Da quel giorno non fui più Felicity, ma Ty.
Una farfalla catturò la mia attenzione mentre volava vicino la finestra e mi fece tornare alla realtà.
Più la guardavo più sorridevo,più sorridevo e più mi sentivo sola.
Ero sola, sola con me stessa.
Ed io volevo solo chiudere gli occhi e tornare indietro di due mesi con la consapevolezza di quello che sarebbe accaduto oggi.
Guardai ancora una volta la farfalla svolazzare leggera.
Diamine come vorrei essere te adesso.
Vorrei essere libera,vorrei vivere la mia vita,i miei sogni.
Ma sapevo benissimo che non sarebbe stato così.
Avevano deciso.
Ci saremmo trasferiti e avremmo lasciato la nostra casa in Texas per spostarci tutti a Sacramento.
Conoscendo i miei genitori avevano sicuramente comprato una di quelle ville immense da ricchi, in quei quartieri famosi.
Si erano assicurati dei cuochi per non far cucinare mia madre, dei maggiordomi ed una governante.
La nausea mi saliva soltanto pensandoci.
Come avevano potuto decidere per me?
Io odiavo queste cose, non volevo vivere a Sacramento,non volevo vivere nemmeno in quella mega villa,volevo rimanere a casa mia dove ero cresciuta.
Era una casa normale, qui non ci mancava niente visto che siamo sempre stati benestanti,ma non abbiamo mai ostentato nulla.
Eravamo umili.
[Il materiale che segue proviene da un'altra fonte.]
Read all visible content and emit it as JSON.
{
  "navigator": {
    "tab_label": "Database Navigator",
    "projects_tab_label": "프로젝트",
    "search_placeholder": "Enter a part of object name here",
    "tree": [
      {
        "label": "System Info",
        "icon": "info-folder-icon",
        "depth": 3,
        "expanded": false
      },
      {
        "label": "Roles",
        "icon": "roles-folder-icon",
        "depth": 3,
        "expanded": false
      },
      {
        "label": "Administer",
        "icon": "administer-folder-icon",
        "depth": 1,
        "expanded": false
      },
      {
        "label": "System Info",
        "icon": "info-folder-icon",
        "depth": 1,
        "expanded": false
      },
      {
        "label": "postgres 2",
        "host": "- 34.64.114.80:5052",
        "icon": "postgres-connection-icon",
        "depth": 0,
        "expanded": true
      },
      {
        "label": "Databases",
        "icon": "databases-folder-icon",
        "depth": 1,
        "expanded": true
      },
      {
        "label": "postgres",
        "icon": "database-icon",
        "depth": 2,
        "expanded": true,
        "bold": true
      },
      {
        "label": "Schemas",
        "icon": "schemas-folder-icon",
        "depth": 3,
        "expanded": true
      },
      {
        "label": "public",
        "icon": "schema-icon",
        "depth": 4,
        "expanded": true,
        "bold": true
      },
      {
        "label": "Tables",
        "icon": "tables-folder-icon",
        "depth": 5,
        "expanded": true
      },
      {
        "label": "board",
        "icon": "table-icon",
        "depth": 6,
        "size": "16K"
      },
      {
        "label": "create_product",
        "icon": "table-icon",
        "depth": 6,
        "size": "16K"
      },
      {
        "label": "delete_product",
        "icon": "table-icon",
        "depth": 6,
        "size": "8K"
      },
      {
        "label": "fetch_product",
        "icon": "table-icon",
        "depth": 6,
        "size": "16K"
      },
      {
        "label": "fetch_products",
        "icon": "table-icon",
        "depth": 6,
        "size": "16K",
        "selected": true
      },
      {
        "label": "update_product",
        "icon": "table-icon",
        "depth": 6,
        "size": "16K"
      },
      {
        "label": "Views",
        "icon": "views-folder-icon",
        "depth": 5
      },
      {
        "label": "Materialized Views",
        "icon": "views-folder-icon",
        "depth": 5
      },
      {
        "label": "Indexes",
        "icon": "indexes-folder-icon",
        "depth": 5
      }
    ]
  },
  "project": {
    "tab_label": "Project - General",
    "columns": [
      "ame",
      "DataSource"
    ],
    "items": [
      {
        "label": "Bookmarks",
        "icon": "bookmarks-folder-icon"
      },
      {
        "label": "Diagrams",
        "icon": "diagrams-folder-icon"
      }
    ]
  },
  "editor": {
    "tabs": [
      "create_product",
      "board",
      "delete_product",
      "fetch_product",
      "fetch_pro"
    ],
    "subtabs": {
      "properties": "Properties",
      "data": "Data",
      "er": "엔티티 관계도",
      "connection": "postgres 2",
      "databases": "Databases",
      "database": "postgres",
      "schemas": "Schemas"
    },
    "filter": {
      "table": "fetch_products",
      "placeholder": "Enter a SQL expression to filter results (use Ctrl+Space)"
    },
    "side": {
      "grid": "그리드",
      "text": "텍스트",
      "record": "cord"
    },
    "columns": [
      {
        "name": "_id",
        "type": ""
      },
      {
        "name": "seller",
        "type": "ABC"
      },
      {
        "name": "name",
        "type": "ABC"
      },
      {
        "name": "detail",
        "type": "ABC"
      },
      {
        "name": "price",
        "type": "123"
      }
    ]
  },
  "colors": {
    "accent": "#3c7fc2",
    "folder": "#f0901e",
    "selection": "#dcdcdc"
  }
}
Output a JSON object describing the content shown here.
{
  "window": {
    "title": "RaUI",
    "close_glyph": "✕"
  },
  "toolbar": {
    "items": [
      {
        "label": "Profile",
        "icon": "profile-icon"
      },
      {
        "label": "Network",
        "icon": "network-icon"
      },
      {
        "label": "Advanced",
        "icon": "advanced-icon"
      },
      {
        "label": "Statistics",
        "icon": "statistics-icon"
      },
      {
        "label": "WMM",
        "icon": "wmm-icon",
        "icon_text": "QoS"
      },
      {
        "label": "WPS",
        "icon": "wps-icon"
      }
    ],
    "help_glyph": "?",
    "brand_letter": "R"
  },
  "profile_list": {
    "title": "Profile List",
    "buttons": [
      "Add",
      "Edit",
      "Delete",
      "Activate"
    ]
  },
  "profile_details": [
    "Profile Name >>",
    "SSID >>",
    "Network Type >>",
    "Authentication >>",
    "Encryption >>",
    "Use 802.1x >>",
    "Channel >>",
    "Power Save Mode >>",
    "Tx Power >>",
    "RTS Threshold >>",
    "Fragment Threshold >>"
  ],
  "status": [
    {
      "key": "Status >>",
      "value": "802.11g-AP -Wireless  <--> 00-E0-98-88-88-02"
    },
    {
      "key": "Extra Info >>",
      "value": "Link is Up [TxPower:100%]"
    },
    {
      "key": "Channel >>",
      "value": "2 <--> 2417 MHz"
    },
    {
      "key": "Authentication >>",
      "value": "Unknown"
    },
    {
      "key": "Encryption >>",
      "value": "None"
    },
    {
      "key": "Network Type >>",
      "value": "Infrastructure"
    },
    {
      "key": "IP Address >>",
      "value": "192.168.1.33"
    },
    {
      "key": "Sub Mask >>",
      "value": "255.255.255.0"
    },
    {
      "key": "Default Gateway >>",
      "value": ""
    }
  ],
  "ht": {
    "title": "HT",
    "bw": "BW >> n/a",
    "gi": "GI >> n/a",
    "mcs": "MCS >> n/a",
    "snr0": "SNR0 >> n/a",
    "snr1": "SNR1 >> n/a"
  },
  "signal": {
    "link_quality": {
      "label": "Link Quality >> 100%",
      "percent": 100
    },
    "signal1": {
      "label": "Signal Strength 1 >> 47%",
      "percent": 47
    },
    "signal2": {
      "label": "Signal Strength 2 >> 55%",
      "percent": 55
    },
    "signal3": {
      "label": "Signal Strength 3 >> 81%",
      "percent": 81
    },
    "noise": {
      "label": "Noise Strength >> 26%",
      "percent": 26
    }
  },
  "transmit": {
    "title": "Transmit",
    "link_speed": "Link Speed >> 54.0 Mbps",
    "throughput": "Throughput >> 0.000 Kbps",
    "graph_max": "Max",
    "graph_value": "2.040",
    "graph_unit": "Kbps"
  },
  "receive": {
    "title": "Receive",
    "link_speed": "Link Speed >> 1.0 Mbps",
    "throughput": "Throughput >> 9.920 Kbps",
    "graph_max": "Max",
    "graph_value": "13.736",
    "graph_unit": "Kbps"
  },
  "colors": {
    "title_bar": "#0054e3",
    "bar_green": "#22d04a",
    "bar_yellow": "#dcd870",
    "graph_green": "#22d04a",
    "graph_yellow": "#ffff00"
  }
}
Ora non siamo nemmeno più quello,anzi non sono.
I miei genitori sono stati come accecati dai soldi due anni fa e da allora per loro contano solo quelli.
Come se potessero darci la felicità, come se potessero rendere per tutti, il mondo un posto migliore.
Non potevano aspettare un altro anno per fare questo passo. Mi bastavano trecentosessantacinque giorni ancora qui e poi avrei raggiunto le mie sorelle che si trovavano al college già da tre anni.
Mi veniva da vomitare.
Mi alzai dalla sedia barcollando e mi ricordai all'istante che non mangiavo da ieri sera.
Non avevo fame,soltanto guardando le mille scatole sparse nella mia camera ancora da imballare,il mio stomaco si chiudeva.
Dai Felicity devi sbrigarti puoi farcela.
La mia coscienza mi spronava,ma io sembravo un bradipo che stava per andare in letargo,un prigioniero sul punto di ricevere la sua condanna eterna.
Sapevo cosa mi aspettava lì,sapevo chi mi attendeva a Sacramento e io non riuscivo a fingere di essere felice.
Non ci riuscivo.
Non volevo tornare indietro con i ricordi, non volevo vederlo,ma sapevo benissimo che ci sarebbe stato Lui ad attendermi.
Il suo autista avrebbe parcheggiato davanti la nuova casa che i miei avevano comprato con i suoi soldi. Lui sarebbe sceso e si sarebbe appoggiato alla sua costosissima macchina solo per far capire a noi che lui era invincibile e che ci sarebbe sempre stato.
Perchè Lui c'era sempre .
Mi era entrato nelle ossa, nella mente, nell'anima e aveva reso tutto nero.
Andare a Sacramento significava tante cose e solo pensarlo il mio stomaco ne risentiva.
In primo luogo dover frequentare l'ultimo anno di scuola in una nuova città,in una nuova classe,senza amici ma soprattutto senza la mia migliore amica,Charlie.